C'est une étape supplémentaire et incontournable pour que le camp européen soit légalement prêt à négocier avec Londres: la présentation du «mandat» des négociateurs de l'UE.
«Maintenant que nous avons le cadre politique dans lequel la Commission va négocier l'article 50 (du Traité de Lisbonne, prévoyant une sortie de l'UE) au nom des 27, le négociateur en chef Michel Barnier (...) va présenter l'instrument juridique qui traduira ce cadre politique en un outil spécifique pour les négociations», a expliqué mardi un porte-parole de la Commission.
Michel Barnier doit détailler ses directives lors d'une conférence de presse à 11h00. Le Français espère boucler les négociations d'ici octobre 2018, afin que le Parlement européen puisse voter l'accord trouvé dans les temps avant la date prévue du retrait du Royaume-Uni, le 29 mars 2019.
Trois dossiers-clés
Les recommandations de la Commission, selon un projet consulté par l'AFP, poussent à demander une garantie de leurs droits actuels à vie pour les citoyens de l'UE vivant depuis cinq ans au Royaume-Uni, soit environ trois millions de personnes.
Elles font écho aux trois dossiers-clés identifiés par les Etats membres qui devront être résolus avant toute discussion sur un futur accord commercial: les citoyens, les comptes à solder et le cas de la frontière entre l'Irlande du Nord, province britannique, et l'Irlande.
L'UE exige de Londres qu'elle paie une «facture», évaluée entre 40 et 60 milliards d'euros, une somme que les Britanniques estiment ne pas devoir payer.

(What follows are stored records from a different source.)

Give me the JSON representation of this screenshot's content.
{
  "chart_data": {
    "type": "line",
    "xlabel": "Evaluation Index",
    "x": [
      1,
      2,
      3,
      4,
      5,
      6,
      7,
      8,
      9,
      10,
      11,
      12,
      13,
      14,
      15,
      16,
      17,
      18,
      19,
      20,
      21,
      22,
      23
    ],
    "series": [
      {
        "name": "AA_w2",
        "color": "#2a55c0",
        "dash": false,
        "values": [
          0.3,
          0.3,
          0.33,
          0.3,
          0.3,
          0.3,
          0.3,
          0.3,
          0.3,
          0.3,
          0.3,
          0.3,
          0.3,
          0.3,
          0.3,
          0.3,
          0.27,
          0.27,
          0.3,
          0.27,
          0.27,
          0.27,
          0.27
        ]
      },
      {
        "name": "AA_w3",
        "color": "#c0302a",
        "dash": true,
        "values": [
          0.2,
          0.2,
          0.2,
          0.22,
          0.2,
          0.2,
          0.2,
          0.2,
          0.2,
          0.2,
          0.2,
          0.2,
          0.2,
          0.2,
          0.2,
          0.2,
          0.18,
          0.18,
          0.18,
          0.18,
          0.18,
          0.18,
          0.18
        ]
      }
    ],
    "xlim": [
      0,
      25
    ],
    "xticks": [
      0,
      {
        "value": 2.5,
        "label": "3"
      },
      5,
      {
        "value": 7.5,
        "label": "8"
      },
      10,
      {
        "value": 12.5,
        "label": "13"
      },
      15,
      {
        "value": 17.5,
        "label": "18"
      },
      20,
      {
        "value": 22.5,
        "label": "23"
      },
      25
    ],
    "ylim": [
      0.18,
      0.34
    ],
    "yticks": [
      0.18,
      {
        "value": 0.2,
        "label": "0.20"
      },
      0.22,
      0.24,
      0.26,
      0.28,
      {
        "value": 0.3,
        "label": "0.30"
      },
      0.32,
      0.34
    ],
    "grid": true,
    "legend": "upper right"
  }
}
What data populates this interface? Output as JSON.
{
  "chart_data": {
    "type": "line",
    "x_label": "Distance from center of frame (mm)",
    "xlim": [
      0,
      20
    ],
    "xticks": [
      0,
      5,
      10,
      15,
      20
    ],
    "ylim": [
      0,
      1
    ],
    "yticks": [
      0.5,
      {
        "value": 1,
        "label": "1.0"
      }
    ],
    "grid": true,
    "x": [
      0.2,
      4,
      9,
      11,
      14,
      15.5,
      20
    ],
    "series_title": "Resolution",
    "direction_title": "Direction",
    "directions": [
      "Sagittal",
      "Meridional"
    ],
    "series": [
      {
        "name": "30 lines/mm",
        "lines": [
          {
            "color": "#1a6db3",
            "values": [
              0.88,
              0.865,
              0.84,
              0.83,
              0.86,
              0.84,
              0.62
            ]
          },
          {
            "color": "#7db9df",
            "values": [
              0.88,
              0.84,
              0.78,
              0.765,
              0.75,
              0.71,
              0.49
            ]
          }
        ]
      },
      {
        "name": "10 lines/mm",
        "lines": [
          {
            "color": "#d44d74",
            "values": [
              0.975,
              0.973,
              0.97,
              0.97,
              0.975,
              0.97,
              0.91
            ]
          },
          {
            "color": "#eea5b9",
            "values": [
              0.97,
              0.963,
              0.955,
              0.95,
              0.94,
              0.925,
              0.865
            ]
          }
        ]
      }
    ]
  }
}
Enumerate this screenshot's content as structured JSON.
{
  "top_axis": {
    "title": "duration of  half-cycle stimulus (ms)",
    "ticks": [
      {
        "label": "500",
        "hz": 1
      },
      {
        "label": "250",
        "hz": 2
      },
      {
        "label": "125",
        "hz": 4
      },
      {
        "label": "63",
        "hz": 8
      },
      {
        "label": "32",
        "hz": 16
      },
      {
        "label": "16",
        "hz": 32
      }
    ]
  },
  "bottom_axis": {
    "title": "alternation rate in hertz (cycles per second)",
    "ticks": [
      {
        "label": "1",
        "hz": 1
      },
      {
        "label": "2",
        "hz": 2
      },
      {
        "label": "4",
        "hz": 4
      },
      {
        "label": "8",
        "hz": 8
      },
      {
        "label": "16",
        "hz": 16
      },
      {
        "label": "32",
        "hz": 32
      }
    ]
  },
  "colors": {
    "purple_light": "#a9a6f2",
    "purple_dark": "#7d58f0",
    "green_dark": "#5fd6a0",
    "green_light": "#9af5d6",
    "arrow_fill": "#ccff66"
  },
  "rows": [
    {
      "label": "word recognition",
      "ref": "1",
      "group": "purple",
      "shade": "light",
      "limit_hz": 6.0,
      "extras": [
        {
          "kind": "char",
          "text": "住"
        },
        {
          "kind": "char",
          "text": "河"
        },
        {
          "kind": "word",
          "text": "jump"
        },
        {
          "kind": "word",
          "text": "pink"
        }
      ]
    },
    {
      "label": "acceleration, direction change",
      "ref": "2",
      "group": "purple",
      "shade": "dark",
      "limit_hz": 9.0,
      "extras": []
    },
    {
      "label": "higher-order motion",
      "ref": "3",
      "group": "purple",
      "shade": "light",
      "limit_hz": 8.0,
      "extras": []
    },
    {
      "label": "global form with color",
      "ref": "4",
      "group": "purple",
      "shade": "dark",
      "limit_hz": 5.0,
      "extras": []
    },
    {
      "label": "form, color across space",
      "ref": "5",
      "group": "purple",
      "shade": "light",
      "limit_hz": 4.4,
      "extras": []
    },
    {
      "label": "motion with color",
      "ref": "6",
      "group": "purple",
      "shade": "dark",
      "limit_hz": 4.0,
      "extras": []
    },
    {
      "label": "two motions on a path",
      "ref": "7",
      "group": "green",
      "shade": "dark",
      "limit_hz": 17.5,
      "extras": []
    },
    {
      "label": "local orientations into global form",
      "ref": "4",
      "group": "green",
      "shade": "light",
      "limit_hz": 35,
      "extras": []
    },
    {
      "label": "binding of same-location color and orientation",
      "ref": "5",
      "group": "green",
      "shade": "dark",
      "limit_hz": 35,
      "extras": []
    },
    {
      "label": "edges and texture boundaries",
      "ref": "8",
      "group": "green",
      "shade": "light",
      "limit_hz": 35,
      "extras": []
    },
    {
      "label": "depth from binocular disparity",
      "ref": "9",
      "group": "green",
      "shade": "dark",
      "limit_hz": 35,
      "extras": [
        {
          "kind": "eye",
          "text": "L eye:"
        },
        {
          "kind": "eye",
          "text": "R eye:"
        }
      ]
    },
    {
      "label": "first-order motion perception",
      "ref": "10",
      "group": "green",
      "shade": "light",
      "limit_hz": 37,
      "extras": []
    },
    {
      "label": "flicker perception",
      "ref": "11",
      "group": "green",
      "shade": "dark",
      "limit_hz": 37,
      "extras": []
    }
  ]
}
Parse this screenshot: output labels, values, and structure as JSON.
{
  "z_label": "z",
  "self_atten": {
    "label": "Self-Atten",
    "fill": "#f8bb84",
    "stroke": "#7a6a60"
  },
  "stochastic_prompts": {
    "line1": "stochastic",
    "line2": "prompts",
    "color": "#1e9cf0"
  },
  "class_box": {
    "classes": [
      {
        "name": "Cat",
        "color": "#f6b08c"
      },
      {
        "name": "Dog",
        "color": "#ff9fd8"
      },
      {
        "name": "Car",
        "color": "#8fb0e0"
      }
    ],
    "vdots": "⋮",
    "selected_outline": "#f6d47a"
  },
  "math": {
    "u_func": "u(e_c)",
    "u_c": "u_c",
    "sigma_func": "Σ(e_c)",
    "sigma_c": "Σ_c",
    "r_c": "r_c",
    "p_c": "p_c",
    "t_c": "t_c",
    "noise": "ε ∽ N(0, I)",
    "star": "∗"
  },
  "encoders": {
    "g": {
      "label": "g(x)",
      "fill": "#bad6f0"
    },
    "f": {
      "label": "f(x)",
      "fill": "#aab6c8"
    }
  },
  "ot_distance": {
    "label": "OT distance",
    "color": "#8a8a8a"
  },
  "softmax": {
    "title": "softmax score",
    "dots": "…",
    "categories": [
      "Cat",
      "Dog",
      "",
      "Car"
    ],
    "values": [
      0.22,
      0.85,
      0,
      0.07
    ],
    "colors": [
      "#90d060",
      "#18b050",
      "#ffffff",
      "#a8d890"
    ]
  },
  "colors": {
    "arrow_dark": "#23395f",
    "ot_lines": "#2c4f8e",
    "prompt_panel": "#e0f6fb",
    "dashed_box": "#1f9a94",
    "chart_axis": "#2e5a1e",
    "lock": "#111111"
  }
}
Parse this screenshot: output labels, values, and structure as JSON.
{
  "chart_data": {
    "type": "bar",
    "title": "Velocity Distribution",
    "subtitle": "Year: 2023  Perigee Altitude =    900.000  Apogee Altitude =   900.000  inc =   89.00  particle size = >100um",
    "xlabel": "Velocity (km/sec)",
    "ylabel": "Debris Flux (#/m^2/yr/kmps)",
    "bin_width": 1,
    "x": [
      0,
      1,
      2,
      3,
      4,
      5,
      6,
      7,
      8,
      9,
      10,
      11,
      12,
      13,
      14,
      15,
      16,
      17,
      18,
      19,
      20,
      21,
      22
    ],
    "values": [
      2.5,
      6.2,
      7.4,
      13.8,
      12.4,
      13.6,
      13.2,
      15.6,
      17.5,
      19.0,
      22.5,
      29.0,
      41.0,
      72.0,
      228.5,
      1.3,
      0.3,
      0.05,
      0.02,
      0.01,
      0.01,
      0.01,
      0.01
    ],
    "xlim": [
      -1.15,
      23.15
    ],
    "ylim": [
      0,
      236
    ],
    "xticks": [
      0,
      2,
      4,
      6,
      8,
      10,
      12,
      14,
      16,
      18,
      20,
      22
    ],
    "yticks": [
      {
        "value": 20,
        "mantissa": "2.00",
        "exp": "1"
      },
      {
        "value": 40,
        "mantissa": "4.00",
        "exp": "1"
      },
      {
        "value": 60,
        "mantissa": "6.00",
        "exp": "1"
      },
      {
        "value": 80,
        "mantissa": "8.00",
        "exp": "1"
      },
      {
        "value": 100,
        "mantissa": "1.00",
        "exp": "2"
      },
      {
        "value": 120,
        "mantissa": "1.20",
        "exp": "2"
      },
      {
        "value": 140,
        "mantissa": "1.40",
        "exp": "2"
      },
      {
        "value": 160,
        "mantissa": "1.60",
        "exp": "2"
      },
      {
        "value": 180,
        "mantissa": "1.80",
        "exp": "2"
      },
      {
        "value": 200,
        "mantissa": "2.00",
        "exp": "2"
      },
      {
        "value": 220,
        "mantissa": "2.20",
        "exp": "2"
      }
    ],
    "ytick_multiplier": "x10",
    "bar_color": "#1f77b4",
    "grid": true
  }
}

Dans un souci de transparence, la Commission va publier ces recommandations, qui devront ensuite être adoptées par les Etats membres.
Atmosphère tendue
L'UE sera alors prête pour entamer les discussions avec le Royaume-Uni, à l'issue des élections législatives britanniques du 8 juin convoquées par la Première ministre Theresa May, en quête d'une majorité politique sans faille.
Ce processus se déroule dans une atmosphère politique qui s'est tendue au cours du week-end. Mme May souhaite que les discussions sur l'accord commercial et les conditions du divorce se déroulent en parallèle, contrairement au président de la Commission européenne Jean-Claude Juncker qui note que certains à Londres «sous-estiment les difficultés techniques» que l'UE doit surmonter.